Im 19. Jahrhundert entwickelte sich die Zahl der jüdischen Einwohner wie
folgt: 1828 46 jüdische Einwohner, 1861 44 (4,3 % von insgesamt 1.018
Einwohnern), 1880 39 (3,8 % von 1.028), 1900 29 (2,3 % von 1.252), 1910 29 (2,9
% von 1.504). Die jüdischen Familienväter verdienten den Lebensunterhalt als
Viehhändler, Metzger und Handwerker (Schuhmacher).
An Einrichtungen bestanden eine Synagoge (s.u.), eine jüdische Schule,
ein rituelles Bad und ein Friedhof. Ob zur Besorgung religiöser Aufgaben der
Gemeinde zeitweise ein Lehrer angestellt war, ist nicht bekannt. Möglich ist
auch, dass den Unterricht der Kinder immer ein auswärtiger Lehrer erteilt hat, und
die Dienste des Vorbetens und Schächtens von ehrenamtlichen Personen der
Gemeinde oder auswärtigen Personen übernommen wurden. 1904 schlossen sich
einige jüdische Gemeinden der Umgebung zusammen, um gemeinsam einen
"Wanderlehrer" anstellen zu können (mit Sitz in Wieseck;
siehe Bericht unten).
Im Ersten Weltkrieg fiel aus der jüdischen Gemeinde Jakob Weissenbach
(geb. 17.3.1885 in Leihgestern, gef. 12.12.1914).
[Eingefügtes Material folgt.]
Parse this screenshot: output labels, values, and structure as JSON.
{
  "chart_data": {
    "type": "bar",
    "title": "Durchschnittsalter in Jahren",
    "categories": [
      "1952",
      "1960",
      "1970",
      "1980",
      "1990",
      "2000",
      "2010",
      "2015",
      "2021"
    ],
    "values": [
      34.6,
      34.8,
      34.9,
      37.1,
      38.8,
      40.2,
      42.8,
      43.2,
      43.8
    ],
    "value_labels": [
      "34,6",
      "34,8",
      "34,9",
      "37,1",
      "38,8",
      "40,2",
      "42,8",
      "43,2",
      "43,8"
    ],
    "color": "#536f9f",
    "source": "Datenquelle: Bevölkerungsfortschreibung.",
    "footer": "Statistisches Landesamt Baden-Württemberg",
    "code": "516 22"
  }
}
Um 1924, als zur Gemeinde noch 15 Personen gehörten (0,8 % von insgesamt
1.727 Einwohnern), waren die Gemeindevorsteher Hermann Bauer, Moses Bauer
und Julius Weissenbach. Inzwischen gehörten auch die in Watzenborn und Sternberg lebenden jüdischen Personen
(zusammen 22) zur jüdischen Gemeinde in Leihgestern. Als Vorbeter und Schochet
war Th. Adler aus Watzenborn
nun auch in Leihgestern tätig. Den Religionsunterricht der schulpflichtigen
jüdischen Kinder erteilte Lehrer Max Goldschmidt aus Nieder-Weisel.
1932 waren die Gemeindevorsteher weiterhin Hermann Bauer, Moses Bauer und Julius
Weissenbach.
1933 lebten 22 jüdische Personen am Ort (1,2 % von 1.892 Einwohnern). In
den folgenden Jahren ist ein Teil der
jüdischen Gemeindeglieder auf Grund der Folgen des wirtschaftlichen Boykotts,
der zunehmenden Entrechtung und der
Repressalien weggezogen beziehungsweise ausgewandert. Die Synagoge soll beim Novemberpogrom
1938 zerstört worden sein. 1939 wurden noch zehn jüdische Einwohner
gezählt. Von der Familie Moses Bauer (drei Personen) verstarb der Ehemann noch
in Leihgestern, die Tochter emigrierte 1938 in die USA, die Ehefrau verzog 1939
nach Frankfurt. Von der Familie Weissenbach (fünf Personen) emigrierte der Sohn
Herbert 1939 nach Palästina/Israel, die Eltern Julius und Ida sowie der
Großvater Sender wurden im September 1942 deportiert. Von der Familie Louis
Bauer (sechs Personen) konnten zwei Söhne in die USA emigrieren, ein Sohn ist
verzogen, die übrigen wurden deportiert. Die Familie Max Lilienfeld (drei Personen)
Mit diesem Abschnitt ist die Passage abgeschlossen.